Cross Validation in Weka

So, here is the scenario again: you have 100 labeled data

Use training set

  • weka will take 100 labeled data
  • it will apply an algorithm to build a classifier from these 100 data
  • it applies that classifier AGAIN on these 100 data
  • it provides you with the performance of the classifier (applied to the same 100 data from which it was developed)

Use 10 fold CV

  • Weka takes 100 labeled data

  • it produces 10 equal sized sets. Each set is divided into two groups: 90 labeled data are used for training and 10 labeled data are used for testing.

  • it produces a classifier with an algorithm from 90 labeled data and applies that on the 10 testing data for set 1.
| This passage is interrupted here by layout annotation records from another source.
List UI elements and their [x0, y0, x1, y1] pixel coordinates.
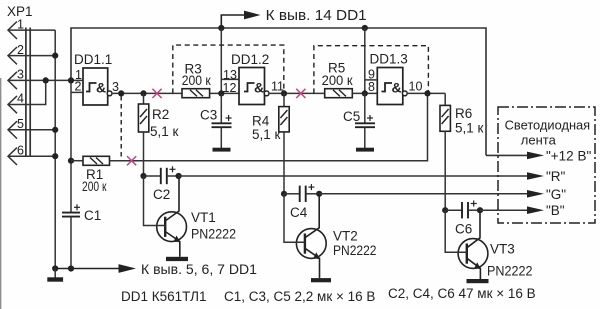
- svg-text:C3: C3: [200, 108, 217, 123]
- svg-text:6: 6: [17, 143, 24, 157]
- svg-text:5,1 к: 5,1 к: [150, 124, 179, 139]
- svg-text:К выв. 14 DD1: К выв. 14 DD1: [266, 8, 367, 24]
- svg-text:10: 10: [409, 80, 423, 94]
- node: rail to DD1.2 branch: [218, 25, 224, 31]
- svg-text:200 к: 200 к: [322, 73, 353, 88]
- node: rail to DD1.3 branch: [362, 25, 368, 31]
- transistor Q3: VT3: [445, 210, 532, 283]
- svg-text:&: &: [392, 80, 402, 96]
- wire: rail drop to channel3 node: [364, 28, 366, 93]
- connector XP1 pin 1: [8, 22, 55, 40]
- svg-text:C6: C6: [455, 222, 472, 237]
- connector XP1 pin 3: [8, 72, 83, 89]
- svg-text:С1, С3, С5 2,2 мк × 16 В: С1, С3, С5 2,2 мк × 16 В: [224, 289, 375, 304]
- cut mark X1: [152, 89, 161, 98]
- op-amp U1: gate DD1.1: [71, 52, 119, 105]
- svg-text:&: &: [254, 80, 264, 96]
- connector XP1 pin 4: [8, 80, 46, 113]
- svg-text:4: 4: [17, 92, 24, 106]
- capacitor C4: [281, 184, 322, 220]
- svg-text:12: 12: [223, 81, 237, 95]
- cut mark X3: [127, 156, 136, 165]
- node: DD1.1 input junction: [68, 77, 74, 83]
- node: feedback branch: [424, 90, 430, 96]
- dashed suggestion line: [120, 96, 122, 158]
- pin 13 stub: [221, 78, 239, 80]
- node: channel2 input: [218, 90, 224, 96]
- node: pin5 junction: [52, 127, 58, 133]
- capacitor C6: [442, 201, 483, 237]
- wire: B row: [480, 209, 528, 211]
- svg-text:DD1.2: DD1.2: [231, 52, 269, 67]
- svg-text:3: 3: [17, 68, 24, 82]
- svg-text:2: 2: [17, 43, 24, 57]
- arrow to pin 14 DD1: [221, 15, 244, 28]
- svg-text:5: 5: [17, 117, 24, 131]
- svg-text:VT1: VT1: [191, 210, 216, 225]
- pin 9 stub: [365, 79, 378, 81]
- svg-text:"B": "B": [546, 203, 565, 218]
- svg-text:DD1.1: DD1.1: [74, 52, 112, 67]
- svg-text:8: 8: [368, 80, 375, 94]
- output bubble pin 10: [402, 91, 407, 96]
- resistor R2: [138, 93, 178, 176]
- svg-text:C4: C4: [290, 205, 308, 220]
- node: pins3-4 junction: [43, 77, 49, 83]
- connector XP1 body double line: [26, 28, 30, 157]
- svg-text:PN2222: PN2222: [191, 227, 236, 242]
- channel 3 dashed box: [314, 46, 429, 94]
- LED strip box: [498, 107, 595, 223]
- wire: rail drop to channel2 node: [220, 28, 222, 93]
- svg-text:PN2222: PN2222: [333, 243, 377, 258]
- resistor R1: [68, 156, 110, 194]
- svg-text:DD1 К561ТЛ1: DD1 К561ТЛ1: [121, 289, 206, 304]
- svg-text:5,1 к: 5,1 к: [455, 121, 484, 136]
- svg-text:200 к: 200 к: [182, 73, 211, 88]
- output bubble pin 3: [107, 91, 112, 96]
- node: pin6 junction: [52, 153, 58, 159]
- wire: R row: [179, 175, 528, 177]
- svg-text:PN2222: PN2222: [487, 264, 533, 279]
- svg-text:&: &: [96, 80, 106, 96]
- wire: feedback row: [110, 93, 428, 160]
- svg-text:"+12 В": "+12 В": [546, 149, 591, 164]
- svg-text:Светодиодная: Светодиодная: [505, 117, 591, 132]
- resistor R4: [252, 93, 289, 193]
- transistor Q1: VT1: [144, 176, 237, 261]
- node: channel3 input: [362, 90, 368, 96]
- wire: +12 rail top: [71, 28, 486, 155]
- scan edge artifact: [0, 78, 2, 309]
- svg-text:C2: C2: [153, 187, 170, 202]
- wire: input bus x=71 down to C1: [70, 80, 72, 212]
- wire: DD1.3 output to R6: [408, 92, 445, 94]
- svg-text:К выв. 5, 6, 7 DD1: К выв. 5, 6, 7 DD1: [141, 261, 257, 277]
- capacitor C1: [62, 204, 101, 268]
- op-amp U2: gate DD1.2: [221, 52, 284, 105]
- svg-text:VT2: VT2: [333, 229, 358, 244]
- hysteresis symbol: [86, 83, 97, 92]
- svg-text:200 к: 200 к: [82, 179, 107, 194]
- pin 2 stub: [71, 91, 83, 93]
- svg-text:VT3: VT3: [490, 242, 515, 257]
- wire: G row: [319, 193, 528, 195]
- wire: DD1.1 output to R3: [113, 92, 182, 94]
- svg-text:1: 1: [17, 17, 24, 31]
- capacitor C5: [343, 93, 375, 151]
- cut mark X2: [296, 89, 305, 98]
- svg-text:R6: R6: [455, 106, 472, 121]
- svg-text:С2, С4, С6 47 мк × 16 В: С2, С4, С6 47 мк × 16 В: [388, 286, 536, 301]
- resistor R5: [322, 61, 378, 98]
- svg-text:лента: лента: [521, 132, 557, 147]
- resistor R3: [182, 62, 239, 98]
- capacitor C3: [200, 93, 232, 151]
- node: pin2 junction: [52, 53, 58, 59]
- connector XP1 pin 2: [8, 47, 55, 64]
- svg-text:C5: C5: [343, 109, 360, 124]
- svg-text:"G": "G": [546, 187, 566, 202]
- transistor Q2: VT2: [284, 194, 377, 283]
- svg-text:DD1.3: DD1.3: [370, 52, 408, 67]
- connector XP1 pin 5: [8, 121, 55, 138]
- svg-text:3: 3: [112, 80, 119, 94]
- wire: +12V row: [486, 154, 528, 156]
- wire: ground bus x=55: [54, 30, 56, 268]
- svg-text:"R": "R": [546, 169, 566, 184]
- capacitor C2: [140, 166, 181, 202]
- svg-text:5,1 к: 5,1 к: [252, 127, 281, 142]
- hysteresis symbol: [244, 83, 255, 92]
- ground: [54, 269, 56, 278]
- node: R4 branch: [281, 90, 287, 96]
- svg-text:2: 2: [75, 80, 82, 94]
- connector XP1 pin 6: [8, 148, 55, 165]
- op-amp U3: gate DD1.3: [365, 52, 423, 105]
- hysteresis symbol: [382, 83, 393, 92]
- wire: DD1.2 output to R5: [270, 92, 325, 94]
- output bubble pin 11: [264, 91, 269, 96]
- svg-text:C1: C1: [84, 208, 101, 223]
- resistor R6: [440, 93, 484, 210]
- node: dashed branch: [118, 90, 124, 96]
- wire: bottom common row: [55, 268, 119, 270]
- channel 2 dashed box: [173, 45, 284, 93]
- node: R2 top: [140, 90, 146, 96]
- svg-text:R2: R2: [152, 107, 169, 122]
  • It does the same thing for set 2 to 10 and produces 9 more classifiers

  • it averages the performance of the 10 classifiers produced from 10 equal sized (90 training and 10 testing) sets

Let me know if that answers your question.


I would have answered in a comment but my reputation still doesn't allow me to:

In addition to Rushdi's accepted answer, I want to emphasize that the models which are created for the cross-validation fold sets are all discarded after the performance measurements have been carried out and averaged.

The resulting model is always based on the full training set, regardless of your test options. Since M-T-A was asking for an update to the quoted link, here it is: https://web.archive.org/web/20170519110106/http://list.waikato.ac.nz/pipermail/wekalist/2009-December/046633.html/. It's an answer from one of the WEKA maintainers, pointing out just what I wrote.